Stripped of modern trappings such as greenhouse gases and industrial meat farming, this is fairly close to the old vision of 18th-century scholar and theorist Thomas Malthus. He declared back in 1798 that in conditions of economic and cultural stability, the human population would continue to increase, even to the point where it chokes resources and overburdens the Earth itself.

Such a view has been the standard for centuries, and some of its proponents have made quite tidy sums writing books about the doom it foretells, most notably Paul Ehrlich. His 1968 bestseller The Population Bomb warned of imminent, widespread famines as the result of human overpopulation.

Bricker and Ibbitson say such books and the thinking behind them are “completely and utterly wrong”. They agree with Malthus, Ehrlich and company that humanity is indeed facing an imminent population catastrophe – but the problem won’t be overpopulation. “The great defining event of the 21st century – one of the great defining events in human history – will occur in three decades, give or take, when the global population begins to decline,” they write. “Once that decline begins, it will never end.”

The authors know they’re working against not only popular perception, but also raw numbers. They point out that the United Nations predicts the human population to hit 11 billion in the 21st century, up from the nearly eight billion on Earth today, an increase from five billion since 1950.

But Bricker and Ibbitson say that population growth rates have declined slightly in the 21st century, particularly in what they refer to as the richest places on the planet. Japan, Korea, Spain, Italy, much of Europe – all such places are facing long-term reproduction rates that won’t come close to sustaining their current population levels. And they claim this same levelling and then downward trend will be seen in places such as China, Brazil, Indonesia and even such fertility hot zones as India and Sub-Saharan Africa.
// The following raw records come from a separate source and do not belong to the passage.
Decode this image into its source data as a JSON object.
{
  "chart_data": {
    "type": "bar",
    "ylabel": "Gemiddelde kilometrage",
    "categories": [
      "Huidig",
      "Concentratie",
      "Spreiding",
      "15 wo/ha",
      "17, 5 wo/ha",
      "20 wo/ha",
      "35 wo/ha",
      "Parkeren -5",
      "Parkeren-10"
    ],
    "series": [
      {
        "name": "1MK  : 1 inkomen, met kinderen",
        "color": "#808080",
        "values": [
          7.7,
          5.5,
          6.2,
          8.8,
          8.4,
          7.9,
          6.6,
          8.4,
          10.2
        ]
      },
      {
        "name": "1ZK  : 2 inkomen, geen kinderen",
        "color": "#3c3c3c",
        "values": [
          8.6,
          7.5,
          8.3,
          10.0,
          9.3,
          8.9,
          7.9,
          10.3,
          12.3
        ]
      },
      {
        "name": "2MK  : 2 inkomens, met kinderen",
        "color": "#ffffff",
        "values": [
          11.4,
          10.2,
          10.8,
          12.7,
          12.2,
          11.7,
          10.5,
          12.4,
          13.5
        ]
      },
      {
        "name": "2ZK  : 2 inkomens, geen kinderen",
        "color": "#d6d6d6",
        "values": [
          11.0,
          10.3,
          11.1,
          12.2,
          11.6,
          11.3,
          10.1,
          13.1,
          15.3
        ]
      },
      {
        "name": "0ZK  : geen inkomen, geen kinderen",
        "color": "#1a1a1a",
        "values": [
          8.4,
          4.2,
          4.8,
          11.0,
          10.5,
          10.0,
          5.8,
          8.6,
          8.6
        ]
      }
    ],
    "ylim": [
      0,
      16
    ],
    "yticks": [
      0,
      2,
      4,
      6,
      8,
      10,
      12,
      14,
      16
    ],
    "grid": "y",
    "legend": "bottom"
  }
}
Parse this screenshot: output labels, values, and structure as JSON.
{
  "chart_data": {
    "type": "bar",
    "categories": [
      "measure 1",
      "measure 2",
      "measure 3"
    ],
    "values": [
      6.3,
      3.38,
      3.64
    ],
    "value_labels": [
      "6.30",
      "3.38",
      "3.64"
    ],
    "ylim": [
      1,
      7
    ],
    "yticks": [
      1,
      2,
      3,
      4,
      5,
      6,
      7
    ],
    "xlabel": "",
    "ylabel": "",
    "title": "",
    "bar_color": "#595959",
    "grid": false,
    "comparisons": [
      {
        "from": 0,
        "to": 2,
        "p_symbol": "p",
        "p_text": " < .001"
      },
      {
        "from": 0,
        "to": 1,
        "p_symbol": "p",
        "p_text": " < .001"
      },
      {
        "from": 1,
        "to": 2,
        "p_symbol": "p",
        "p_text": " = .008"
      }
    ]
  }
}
The main reason Bricker and Ibbitson cite for their certainty about all this is that the floor of the world’s basic prosperity is steadily rising. Two things happen as a result: an increasing number of women in developing countries are gaining more education and more control over reproduction, and an increasing number of couples are therefore either postponing having children of their own or having far fewer children than their ancestors did.

Empty Planet makes the case that this change is not only inevitable but already well under way, and that it will be permanent: humanity will simply go into terminal decline, no asteroid or other global catastrophe required. As mentioned, readers have heard such alarming claims before – Ehrlich, for instance, was certain the human population would reach its breaking point in the 1970s.’